Gluten Allergies – Intolerance to Protein-Rich Cereals
Gluten allergies are often similar to what is known as celiac disease, which cause persons affected with it to alter their consumption of certain healthy grains. Luckily, this condition is very manageable and requires few to moderate changes in the diet.
Gluten Allergies – Understanding Hypersensitivity to Glucose and their Causes
Gluten refers to the four basic proteins known as albumin, gliadin, globulin, and glutenin; these are found among grains such as in cereal. Gluten allergies mean that a person has increased sensitivity to the proteins found in barley, rye, wheat, and sometimes even oats. Having increased sensitivity towards gluten would mean that consumption of the said grains could lead to the damaging of the mucosal lining in the small intestine. Oftentimes, gluten allergies make it difficult to absorb specific vitamins and nutrients. Sensitivity to gluten is common in Western countries and can be hereditary; sometimes it would mean that a person is also required to make a dietary change that lasts for a lifetime.

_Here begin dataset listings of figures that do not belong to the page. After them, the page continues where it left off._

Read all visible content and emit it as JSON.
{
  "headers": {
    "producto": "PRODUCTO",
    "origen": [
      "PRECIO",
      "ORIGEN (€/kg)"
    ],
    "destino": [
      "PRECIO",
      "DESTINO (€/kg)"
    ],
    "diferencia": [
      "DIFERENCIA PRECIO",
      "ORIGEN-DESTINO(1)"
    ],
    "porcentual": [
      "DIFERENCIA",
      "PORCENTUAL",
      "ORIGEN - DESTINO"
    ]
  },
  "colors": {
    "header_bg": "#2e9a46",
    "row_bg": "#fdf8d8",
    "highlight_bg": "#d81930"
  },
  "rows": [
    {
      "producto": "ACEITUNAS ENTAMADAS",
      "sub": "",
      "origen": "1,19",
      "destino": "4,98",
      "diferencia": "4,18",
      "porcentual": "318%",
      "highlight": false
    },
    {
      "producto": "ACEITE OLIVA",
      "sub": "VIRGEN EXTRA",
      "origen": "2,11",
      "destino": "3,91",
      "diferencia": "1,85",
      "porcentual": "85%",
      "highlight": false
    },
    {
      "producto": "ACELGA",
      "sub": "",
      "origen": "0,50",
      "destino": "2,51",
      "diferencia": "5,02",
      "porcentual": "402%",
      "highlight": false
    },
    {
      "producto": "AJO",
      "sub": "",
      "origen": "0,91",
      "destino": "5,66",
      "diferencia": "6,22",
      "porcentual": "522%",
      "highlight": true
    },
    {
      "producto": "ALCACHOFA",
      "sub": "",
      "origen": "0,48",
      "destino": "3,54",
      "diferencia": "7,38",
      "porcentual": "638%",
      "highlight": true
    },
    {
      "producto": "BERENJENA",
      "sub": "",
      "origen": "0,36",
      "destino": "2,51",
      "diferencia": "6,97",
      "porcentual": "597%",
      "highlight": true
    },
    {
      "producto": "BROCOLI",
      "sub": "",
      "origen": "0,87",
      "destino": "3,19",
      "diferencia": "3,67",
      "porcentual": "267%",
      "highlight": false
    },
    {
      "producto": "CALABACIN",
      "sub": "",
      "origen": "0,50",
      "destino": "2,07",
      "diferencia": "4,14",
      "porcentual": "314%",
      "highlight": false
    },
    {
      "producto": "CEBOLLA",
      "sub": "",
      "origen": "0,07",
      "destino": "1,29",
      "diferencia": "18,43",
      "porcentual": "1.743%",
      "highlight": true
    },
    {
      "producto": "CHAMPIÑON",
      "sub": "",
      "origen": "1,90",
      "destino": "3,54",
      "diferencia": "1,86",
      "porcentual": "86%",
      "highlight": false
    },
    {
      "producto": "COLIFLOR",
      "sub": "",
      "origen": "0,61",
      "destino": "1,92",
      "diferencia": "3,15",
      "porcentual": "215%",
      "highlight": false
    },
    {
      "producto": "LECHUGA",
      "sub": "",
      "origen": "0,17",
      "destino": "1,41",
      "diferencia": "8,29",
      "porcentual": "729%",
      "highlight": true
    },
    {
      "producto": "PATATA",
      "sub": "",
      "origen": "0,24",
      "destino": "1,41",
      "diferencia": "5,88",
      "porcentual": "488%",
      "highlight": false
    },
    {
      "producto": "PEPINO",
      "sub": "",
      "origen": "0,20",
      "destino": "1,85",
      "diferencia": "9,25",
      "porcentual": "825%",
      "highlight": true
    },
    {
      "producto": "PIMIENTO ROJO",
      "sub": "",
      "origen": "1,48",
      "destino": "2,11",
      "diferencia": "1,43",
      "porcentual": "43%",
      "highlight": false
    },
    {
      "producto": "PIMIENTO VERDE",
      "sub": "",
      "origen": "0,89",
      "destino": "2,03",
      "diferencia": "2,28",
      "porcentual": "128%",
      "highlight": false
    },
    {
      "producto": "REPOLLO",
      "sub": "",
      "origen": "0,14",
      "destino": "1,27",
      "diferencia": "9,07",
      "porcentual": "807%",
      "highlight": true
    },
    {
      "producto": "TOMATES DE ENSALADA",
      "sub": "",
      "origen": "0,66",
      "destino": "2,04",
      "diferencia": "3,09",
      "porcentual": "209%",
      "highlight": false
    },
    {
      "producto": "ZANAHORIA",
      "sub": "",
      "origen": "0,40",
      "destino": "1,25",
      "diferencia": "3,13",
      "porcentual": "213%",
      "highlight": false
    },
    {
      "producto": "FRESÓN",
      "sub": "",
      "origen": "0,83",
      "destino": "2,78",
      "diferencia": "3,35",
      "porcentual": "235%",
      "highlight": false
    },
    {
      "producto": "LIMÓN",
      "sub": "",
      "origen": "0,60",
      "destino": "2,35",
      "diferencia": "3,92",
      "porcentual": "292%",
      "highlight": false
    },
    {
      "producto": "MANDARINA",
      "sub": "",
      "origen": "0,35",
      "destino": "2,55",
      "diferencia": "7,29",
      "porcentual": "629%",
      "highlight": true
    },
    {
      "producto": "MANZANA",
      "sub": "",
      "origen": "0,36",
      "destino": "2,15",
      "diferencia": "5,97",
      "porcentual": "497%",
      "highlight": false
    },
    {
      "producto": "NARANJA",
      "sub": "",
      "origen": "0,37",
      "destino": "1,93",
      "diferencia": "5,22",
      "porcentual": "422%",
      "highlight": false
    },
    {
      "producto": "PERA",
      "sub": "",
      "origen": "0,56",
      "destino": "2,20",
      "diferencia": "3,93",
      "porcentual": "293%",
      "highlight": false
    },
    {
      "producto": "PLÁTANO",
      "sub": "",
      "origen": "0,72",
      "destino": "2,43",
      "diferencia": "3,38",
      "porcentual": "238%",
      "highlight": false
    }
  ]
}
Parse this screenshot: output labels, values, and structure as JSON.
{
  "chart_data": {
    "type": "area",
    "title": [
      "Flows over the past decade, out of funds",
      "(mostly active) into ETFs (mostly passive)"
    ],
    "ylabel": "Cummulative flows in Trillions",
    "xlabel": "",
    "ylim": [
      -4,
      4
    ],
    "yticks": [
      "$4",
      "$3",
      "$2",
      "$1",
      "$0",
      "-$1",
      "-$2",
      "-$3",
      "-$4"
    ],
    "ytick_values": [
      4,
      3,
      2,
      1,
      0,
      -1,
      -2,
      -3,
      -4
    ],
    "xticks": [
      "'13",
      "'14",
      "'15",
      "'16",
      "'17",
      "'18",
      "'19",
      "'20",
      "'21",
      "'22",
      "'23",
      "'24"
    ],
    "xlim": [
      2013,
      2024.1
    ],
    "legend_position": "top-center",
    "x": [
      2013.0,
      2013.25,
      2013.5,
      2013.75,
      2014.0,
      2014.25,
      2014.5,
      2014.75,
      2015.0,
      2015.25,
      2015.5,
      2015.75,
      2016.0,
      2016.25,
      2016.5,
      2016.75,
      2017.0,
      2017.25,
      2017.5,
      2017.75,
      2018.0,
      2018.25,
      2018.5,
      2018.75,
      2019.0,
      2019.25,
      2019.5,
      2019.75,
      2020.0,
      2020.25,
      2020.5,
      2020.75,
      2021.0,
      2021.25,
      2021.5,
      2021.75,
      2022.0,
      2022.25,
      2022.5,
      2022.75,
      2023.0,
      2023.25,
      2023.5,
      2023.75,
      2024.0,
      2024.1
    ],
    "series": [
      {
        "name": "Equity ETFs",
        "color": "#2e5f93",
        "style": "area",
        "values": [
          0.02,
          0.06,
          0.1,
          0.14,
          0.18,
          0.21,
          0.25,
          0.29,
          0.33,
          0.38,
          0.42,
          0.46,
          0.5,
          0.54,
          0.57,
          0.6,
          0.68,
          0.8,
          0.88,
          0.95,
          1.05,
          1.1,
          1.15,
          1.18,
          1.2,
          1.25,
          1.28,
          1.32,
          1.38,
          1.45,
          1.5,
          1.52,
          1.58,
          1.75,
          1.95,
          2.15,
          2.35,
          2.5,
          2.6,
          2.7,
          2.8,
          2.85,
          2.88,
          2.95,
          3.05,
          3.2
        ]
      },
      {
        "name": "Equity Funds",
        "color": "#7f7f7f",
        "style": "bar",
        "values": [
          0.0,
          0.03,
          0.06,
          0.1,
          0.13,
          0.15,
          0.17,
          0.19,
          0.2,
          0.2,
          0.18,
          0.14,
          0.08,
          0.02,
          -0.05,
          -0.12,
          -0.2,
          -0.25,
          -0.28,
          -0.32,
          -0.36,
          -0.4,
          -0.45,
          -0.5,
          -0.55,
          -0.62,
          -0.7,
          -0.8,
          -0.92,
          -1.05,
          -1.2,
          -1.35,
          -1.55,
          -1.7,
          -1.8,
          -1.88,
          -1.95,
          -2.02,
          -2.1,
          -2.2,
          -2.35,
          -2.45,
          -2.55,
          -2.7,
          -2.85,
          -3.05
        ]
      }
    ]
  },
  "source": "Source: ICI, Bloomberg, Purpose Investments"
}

Gluten Allergy Symptoms – What to Look Out For
Having intolerance towards gluten often causes a wide range of symptoms that may vary from one person to the other. Gluten allergy symptoms are caused by autoimmune reactions which may sometimes be mild, or extreme. Some people experience fewer symptoms although, the symptoms could also get worse when the person has an infection, is undergoing surgery, giving birth, and most especially, having emotional stress. Among the common gluten allergy symptoms include some, or a combination of symptoms such as fatigue, anemia, diarrhea, constipation, bloating, diverticulitis, recurrent mouth ulcers, and steatorrhea (passage of fatty stools). Individual symptoms may vary, so having one of the symptoms is not a confirmation of the allergy to gluten. In order for one to confirm on having glucose allergy, it is best to consult a physician so that proper testing may be done.
Gluten Diet – How to Avoid It
A gluten diet may consist of cereal, bread, cookies, matzo meal, or trail mix. Although these are good sources of protein and fiber, anything that contains gluten is not safe for those who have hypersensitivity to it. Many of the convenience foods such as beers, candies, pastas, gravies, sauces, and even salad dressings should be avoided unless they are labeled “gluten free”. Substitutions that are made of corn, soybeans, rice, or corn may aide in substituting a diet, which once has gluten especially for those who have allergy to it. Among the other available grains and starches that are allowed in the diet for those with allergy to gluten are buckwheat, arrowroot, tapioca, polenta, potatoes, and beans in order to have fewer symptoms.